Yesterday I wrote about what the White Island eruption teaches us about risk management, in particular the way we decide how to deal with or "treat" identified risks. 

ISO/IEC 27005 describes 4 risk treatment options:
  1. Avoid the risk by deliberately not getting ourselves into risky situations - not getting too close to a known active volcano for example;
  2. Modify the risk: typically we mitigate (reduce) the risk through the use of controls intended to reduce the threats or vulnerabilities and hence the probability, or to reduce the impacts;
  3. Retain the risk: this is the default - more on this below;
  4. Share the risk: previously known as "risk transfer", this involves getting the assistance of third parties to deal with our risks, through insurance for instance, or liability clauses in contracts, or consultants' advice.
Risk management standards and advisories usually state or imply that these 'options' are exclusive, in other words alternatives from which we should choose just one treatment per risk. ISO/IEC 27005 says "Controls to reduce, retain, avoid, or share the risks should be selected". In fact, they are nonexclusive options since they all involve an element of risk retention. The sentence should perhaps read "Controls to reduce, retain, avoid, and share the risks should be selected".*

Risk retention is inevitable because of the very nature of risk. We can never be totally certain of risk, up to the point that the probability reaches 1 when an incident occurs (which, arguably, means it is no longer a risk but a certainty!). We might have misunderstood it, or made mistakes in our analysis. Our risk treatments might not work out as expected, perhaps even failing spectacularly when we least expect it, or conversely working so well that the risk never eventuates. Our insurers and partners might renege on the deal, and consultants (including me, right now) might give bad advice. The threats, vulnerabilities and impacts are all dynamic, complex and partially unknown: geologists speak of 'eruption hazards' predicted to affect areas of varying size, but 'predict' is misleading. They can calculate the probability of various volcanic and seismic events occurring, but not with sufficient precision to be of short-term use in planning trips.

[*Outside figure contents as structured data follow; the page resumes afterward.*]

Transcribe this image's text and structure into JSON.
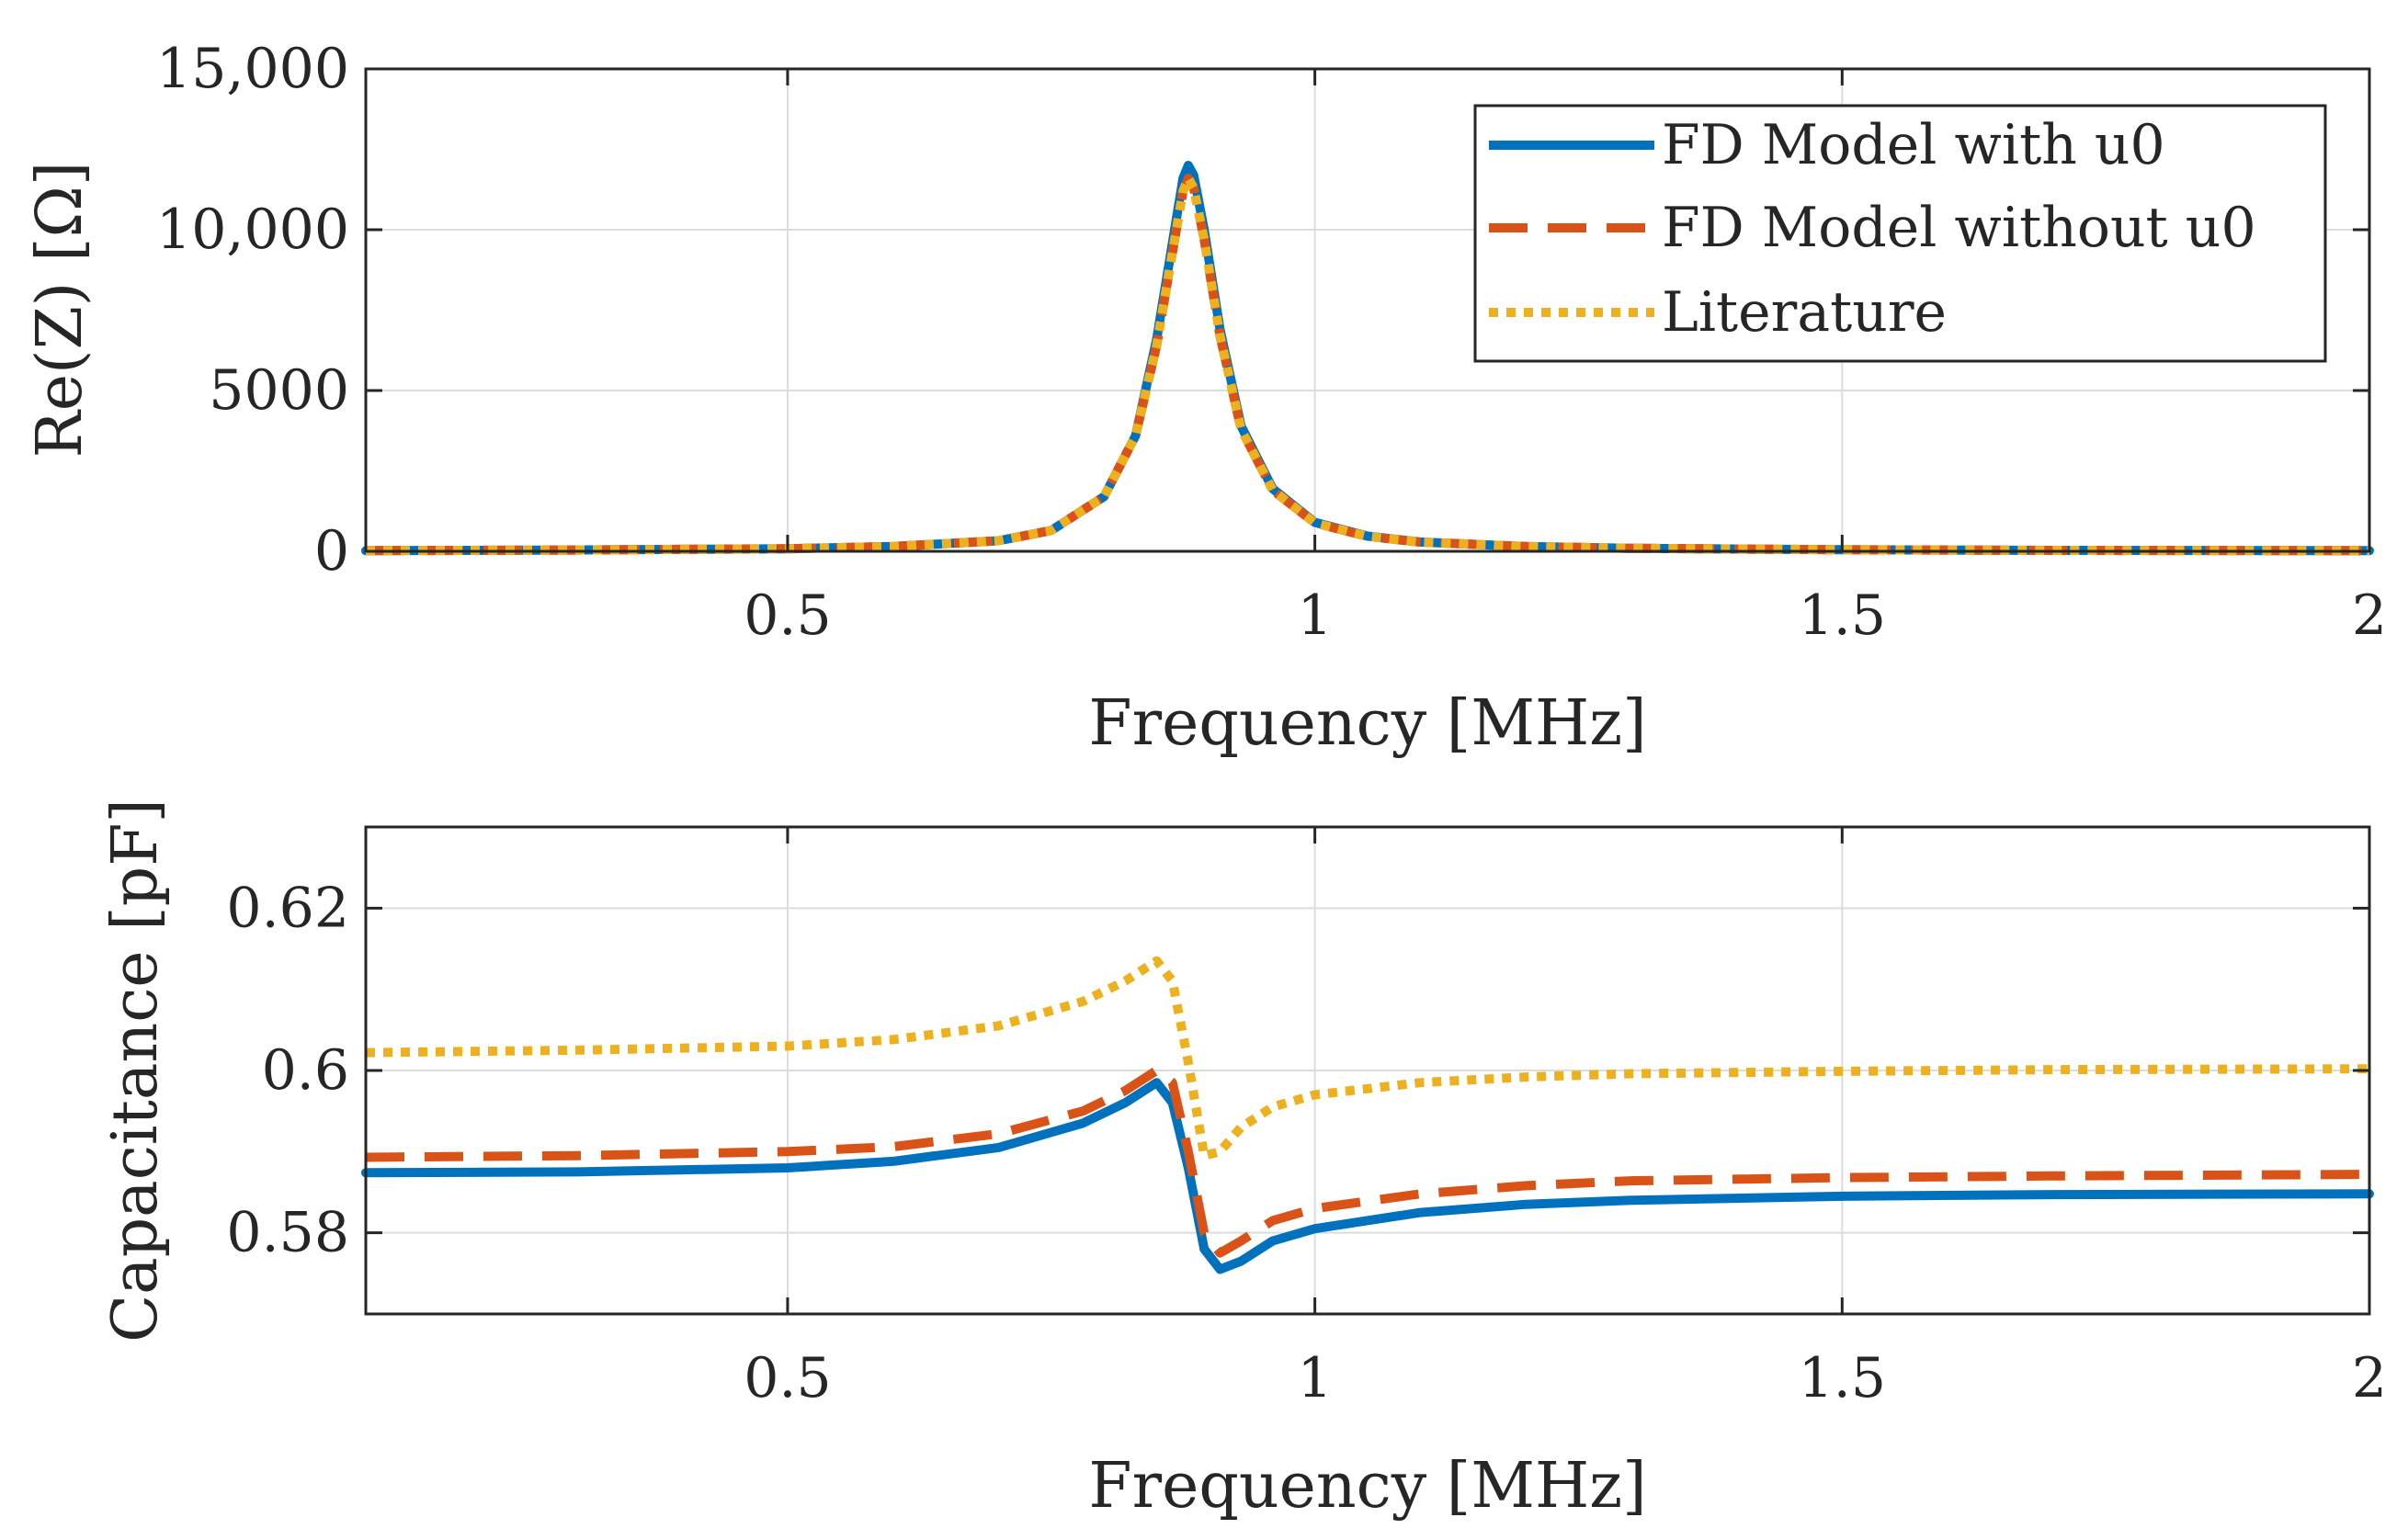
{
  "chart_data": [
    {
      "type": "line",
      "xlabel": "Frequency [MHz]",
      "ylabel": "Re(Z) [Ω]",
      "xlim": [
        0.1,
        2.0
      ],
      "ylim": [
        0,
        15000
      ],
      "xticks": [
        0.5,
        1,
        1.5,
        2
      ],
      "xtick_labels": [
        "0.5",
        "1",
        "1.5",
        "2"
      ],
      "yticks": [
        0,
        5000,
        10000,
        15000
      ],
      "ytick_labels": [
        "0",
        "5000",
        "10,000",
        "15,000"
      ],
      "grid": true,
      "legend_position": "top-right",
      "series": [
        {
          "name": "FD Model with u0",
          "color": "#0072BD",
          "style": "solid",
          "points": [
            [
              0.1,
              20
            ],
            [
              0.3,
              40
            ],
            [
              0.5,
              80
            ],
            [
              0.6,
              150
            ],
            [
              0.7,
              330
            ],
            [
              0.75,
              650
            ],
            [
              0.8,
              1700
            ],
            [
              0.83,
              3600
            ],
            [
              0.85,
              6600
            ],
            [
              0.865,
              9600
            ],
            [
              0.875,
              11600
            ],
            [
              0.88,
              12000
            ],
            [
              0.885,
              11700
            ],
            [
              0.895,
              10000
            ],
            [
              0.91,
              6900
            ],
            [
              0.93,
              3900
            ],
            [
              0.96,
              1950
            ],
            [
              1.0,
              900
            ],
            [
              1.05,
              470
            ],
            [
              1.1,
              290
            ],
            [
              1.2,
              150
            ],
            [
              1.3,
              95
            ],
            [
              1.5,
              50
            ],
            [
              1.7,
              30
            ],
            [
              2.0,
              20
            ]
          ]
        },
        {
          "name": "FD Model without u0",
          "color": "#D95319",
          "style": "dashed",
          "points": [
            [
              0.1,
              20
            ],
            [
              0.3,
              40
            ],
            [
              0.5,
              80
            ],
            [
              0.6,
              150
            ],
            [
              0.7,
              330
            ],
            [
              0.75,
              650
            ],
            [
              0.8,
              1700
            ],
            [
              0.83,
              3600
            ],
            [
              0.85,
              6400
            ],
            [
              0.865,
              9300
            ],
            [
              0.875,
              11200
            ],
            [
              0.88,
              11600
            ],
            [
              0.885,
              11300
            ],
            [
              0.895,
              9700
            ],
            [
              0.91,
              6700
            ],
            [
              0.93,
              3800
            ],
            [
              0.96,
              1900
            ],
            [
              1.0,
              880
            ],
            [
              1.05,
              460
            ],
            [
              1.1,
              285
            ],
            [
              1.2,
              148
            ],
            [
              1.3,
              94
            ],
            [
              1.5,
              50
            ],
            [
              1.7,
              30
            ],
            [
              2.0,
              20
            ]
          ]
        },
        {
          "name": "Literature",
          "color": "#EDB120",
          "style": "dotted",
          "points": [
            [
              0.1,
              20
            ],
            [
              0.3,
              40
            ],
            [
              0.5,
              80
            ],
            [
              0.6,
              150
            ],
            [
              0.7,
              330
            ],
            [
              0.75,
              650
            ],
            [
              0.8,
              1700
            ],
            [
              0.83,
              3600
            ],
            [
              0.85,
              6400
            ],
            [
              0.865,
              9300
            ],
            [
              0.875,
              11200
            ],
            [
              0.88,
              11600
            ],
            [
              0.885,
              11300
            ],
            [
              0.895,
              9700
            ],
            [
              0.91,
              6700
            ],
            [
              0.93,
              3800
            ],
            [
              0.96,
              1900
            ],
            [
              1.0,
              880
            ],
            [
              1.05,
              460
            ],
            [
              1.1,
              285
            ],
            [
              1.2,
              148
            ],
            [
              1.3,
              94
            ],
            [
              1.5,
              50
            ],
            [
              1.7,
              30
            ],
            [
              2.0,
              20
            ]
          ]
        }
      ]
    },
    {
      "type": "line",
      "xlabel": "Frequency [MHz]",
      "ylabel": "Capacitance [pF]",
      "xlim": [
        0.1,
        2.0
      ],
      "ylim": [
        0.57,
        0.63
      ],
      "xticks": [
        0.5,
        1,
        1.5,
        2
      ],
      "xtick_labels": [
        "0.5",
        "1",
        "1.5",
        "2"
      ],
      "yticks": [
        0.58,
        0.6,
        0.62
      ],
      "ytick_labels": [
        "0.58",
        "0.6",
        "0.62"
      ],
      "grid": true,
      "series": [
        {
          "name": "FD Model with u0",
          "color": "#0072BD",
          "style": "solid",
          "points": [
            [
              0.1,
              0.5874
            ],
            [
              0.3,
              0.5875
            ],
            [
              0.5,
              0.588
            ],
            [
              0.6,
              0.5888
            ],
            [
              0.7,
              0.5905
            ],
            [
              0.78,
              0.5935
            ],
            [
              0.82,
              0.596
            ],
            [
              0.85,
              0.5985
            ],
            [
              0.865,
              0.596
            ],
            [
              0.88,
              0.588
            ],
            [
              0.895,
              0.578
            ],
            [
              0.91,
              0.5755
            ],
            [
              0.93,
              0.5765
            ],
            [
              0.96,
              0.579
            ],
            [
              1.0,
              0.5805
            ],
            [
              1.1,
              0.5825
            ],
            [
              1.2,
              0.5835
            ],
            [
              1.3,
              0.584
            ],
            [
              1.5,
              0.5845
            ],
            [
              1.7,
              0.5847
            ],
            [
              2.0,
              0.5848
            ]
          ]
        },
        {
          "name": "FD Model without u0",
          "color": "#D95319",
          "style": "dashed",
          "points": [
            [
              0.1,
              0.5893
            ],
            [
              0.3,
              0.5895
            ],
            [
              0.5,
              0.59
            ],
            [
              0.6,
              0.5906
            ],
            [
              0.7,
              0.5922
            ],
            [
              0.78,
              0.595
            ],
            [
              0.82,
              0.5975
            ],
            [
              0.85,
              0.6
            ],
            [
              0.865,
              0.5985
            ],
            [
              0.88,
              0.59
            ],
            [
              0.895,
              0.58
            ],
            [
              0.91,
              0.5775
            ],
            [
              0.93,
              0.579
            ],
            [
              0.96,
              0.5815
            ],
            [
              1.0,
              0.583
            ],
            [
              1.1,
              0.5848
            ],
            [
              1.2,
              0.5858
            ],
            [
              1.3,
              0.5864
            ],
            [
              1.5,
              0.5868
            ],
            [
              1.7,
              0.587
            ],
            [
              2.0,
              0.5872
            ]
          ]
        },
        {
          "name": "Literature",
          "color": "#EDB120",
          "style": "dotted",
          "points": [
            [
              0.1,
              0.6022
            ],
            [
              0.3,
              0.6025
            ],
            [
              0.5,
              0.603
            ],
            [
              0.6,
              0.6038
            ],
            [
              0.7,
              0.6055
            ],
            [
              0.78,
              0.6085
            ],
            [
              0.82,
              0.611
            ],
            [
              0.85,
              0.6135
            ],
            [
              0.865,
              0.611
            ],
            [
              0.88,
              0.601
            ],
            [
              0.895,
              0.5895
            ],
            [
              0.91,
              0.59
            ],
            [
              0.93,
              0.593
            ],
            [
              0.96,
              0.5955
            ],
            [
              1.0,
              0.597
            ],
            [
              1.1,
              0.5985
            ],
            [
              1.2,
              0.5992
            ],
            [
              1.3,
              0.5996
            ],
            [
              1.5,
              0.5999
            ],
            [
              1.7,
              0.6001
            ],
            [
              2.0,
              0.6002
            ]
          ]
        }
      ]
    }
  ]
}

The upshot is that a retained risk is still a risk: with a residual level of risk, we should bear in mind that incidents might still occur. 'Risk acceptance' is no longer the preferred term since it subtly implies that the risk has gone, whereas some is retained, whether knowingly or not. Whether the implications are truly understood when we make risk treatment decisions is uncertain ... and, yes, that means risk management itself is risky.

* There are other problems with that sentence. In the information risk context, 'control' is generally used and understood to mean 'information security control' specifically: risk avoidance and especially retention would not normally be considered forms of control. Also, merely 'selecting' options achieves nothing: for all except risk retention, things need to be done subsequently if those decisions are to have any effect, and even retention generally ought to be documented, especially if the retained risks are significant - like, for instance, an adventure tourist signing to confirm their acknowledgement of the hazards ahead and clarify their personal accountability for the decision to proceed.